The event was usually won by local Italian drivers and brands, but three wins were taken by foreign cars. The first was in 1931, when German engineers Rudolf Caracciola and Wilhelm Sebastian won in a Mercedes-Benz SSKL car, the first to exceed an average speed of 100 km/h.
In 1938, a serious accident claimed 11 lives and the race was cancelled in 1939. The solution was a 100 km circuit on the plains of northern Italy in 1940. The race was then called the Brescia Grand Prix. Although the race was mainly dominated by Italian manufacturers, the aerodynamically improved BMW 328, driven by the German Huschke von Hanstein and Walter Bäumer, won the high-speed race with an all-time high average of 166 km/h.
From 1941-46, the race was not organised due to the Second World War. From 1947, the Italians dominated the field again, as before, and returned to the original concept of one big lap in the country, rather than nine laps in a single circuit.
Few foreigners scored podium finishes in the 1950s, one of them is an Argentine racer, Juan Manuel Fangio, whose life was featured in our April 2 newsletter and is currently available on our website. Another notable foreign driver in the race is Sir Stirling Moss, who competed in the 1955 Miglia in a Mercedes-Benz 300 SLR. They ran six reconnaissance laps before the start, during which his navigator Denis Jenkinson made track notes that occupied a 540 cm long roll of paper.
During the race, Jenkinson used the notes to give Moss instructions using a coded system of 15 hand signals. The reconnaissance laps, incidentally, were seen by the pair as an equaliser, as they were up against competitors who had a significant advantage due to their local knowledge. They completed the race distance in 10 hours, 7 minutes and 48 seconds at an average speed of 157 km/h, setting a record for the 1,597 km version of the race, which was never beaten in the remaining two years of the race.

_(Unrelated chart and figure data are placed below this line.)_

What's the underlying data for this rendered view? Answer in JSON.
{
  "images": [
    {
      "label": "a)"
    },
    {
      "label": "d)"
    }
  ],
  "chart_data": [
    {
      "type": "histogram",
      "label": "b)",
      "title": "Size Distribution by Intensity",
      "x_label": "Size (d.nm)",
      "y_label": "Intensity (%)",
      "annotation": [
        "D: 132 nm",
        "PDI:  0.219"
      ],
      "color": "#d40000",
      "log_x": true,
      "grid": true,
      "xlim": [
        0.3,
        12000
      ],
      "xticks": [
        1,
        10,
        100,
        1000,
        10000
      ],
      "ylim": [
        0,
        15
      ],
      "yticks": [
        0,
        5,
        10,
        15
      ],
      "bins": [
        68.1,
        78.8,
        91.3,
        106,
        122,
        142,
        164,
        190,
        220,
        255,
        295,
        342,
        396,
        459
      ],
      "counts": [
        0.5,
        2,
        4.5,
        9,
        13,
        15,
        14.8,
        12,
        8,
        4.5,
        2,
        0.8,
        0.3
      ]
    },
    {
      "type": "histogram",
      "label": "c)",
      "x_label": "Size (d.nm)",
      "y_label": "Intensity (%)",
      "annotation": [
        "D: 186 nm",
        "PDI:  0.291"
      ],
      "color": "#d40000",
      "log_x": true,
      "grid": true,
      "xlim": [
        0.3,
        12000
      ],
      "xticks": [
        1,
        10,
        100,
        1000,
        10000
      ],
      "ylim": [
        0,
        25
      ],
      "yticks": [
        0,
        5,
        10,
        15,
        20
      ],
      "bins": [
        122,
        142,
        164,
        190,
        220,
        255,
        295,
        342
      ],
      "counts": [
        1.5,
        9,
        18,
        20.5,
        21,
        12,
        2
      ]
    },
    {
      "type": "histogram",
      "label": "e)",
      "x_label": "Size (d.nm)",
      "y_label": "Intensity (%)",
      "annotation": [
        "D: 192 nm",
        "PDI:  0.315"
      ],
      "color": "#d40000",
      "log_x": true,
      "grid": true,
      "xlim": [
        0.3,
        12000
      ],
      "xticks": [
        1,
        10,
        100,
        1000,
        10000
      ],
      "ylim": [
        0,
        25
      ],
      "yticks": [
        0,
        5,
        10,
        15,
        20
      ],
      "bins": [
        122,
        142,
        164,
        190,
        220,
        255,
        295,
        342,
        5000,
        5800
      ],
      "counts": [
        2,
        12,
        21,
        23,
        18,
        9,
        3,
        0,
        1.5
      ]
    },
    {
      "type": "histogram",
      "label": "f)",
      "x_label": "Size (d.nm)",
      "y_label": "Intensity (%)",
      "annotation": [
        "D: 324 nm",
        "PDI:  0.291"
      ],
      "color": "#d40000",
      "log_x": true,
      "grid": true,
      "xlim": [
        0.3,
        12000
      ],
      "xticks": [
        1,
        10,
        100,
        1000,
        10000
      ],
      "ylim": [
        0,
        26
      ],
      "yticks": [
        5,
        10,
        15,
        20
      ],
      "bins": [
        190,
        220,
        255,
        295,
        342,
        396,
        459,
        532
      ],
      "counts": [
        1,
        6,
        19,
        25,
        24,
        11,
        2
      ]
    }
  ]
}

Unfortunately, the race was not only dangerous for the drivers but also for the spectators. In its 30-year history, a total of 56 people have died, 24 of them drivers and the rest of them spectators. Following two fatal accidents in 1957, the race was continued as a rally from 1958 to 1961, the last year of the original series, after which it was never held again.
The race left a big emptiness, however, and from 1977 onwards a successor to the original race was dreamed up, which ran under the name of the Mille Miglia Storica. Participation is limited to cars produced no later than 1957.
The route (Brescia-Rome and back) is similar to the original race. It is still a prestigious motoring event and attracts hundreds of drivers and thousands of spectators every year.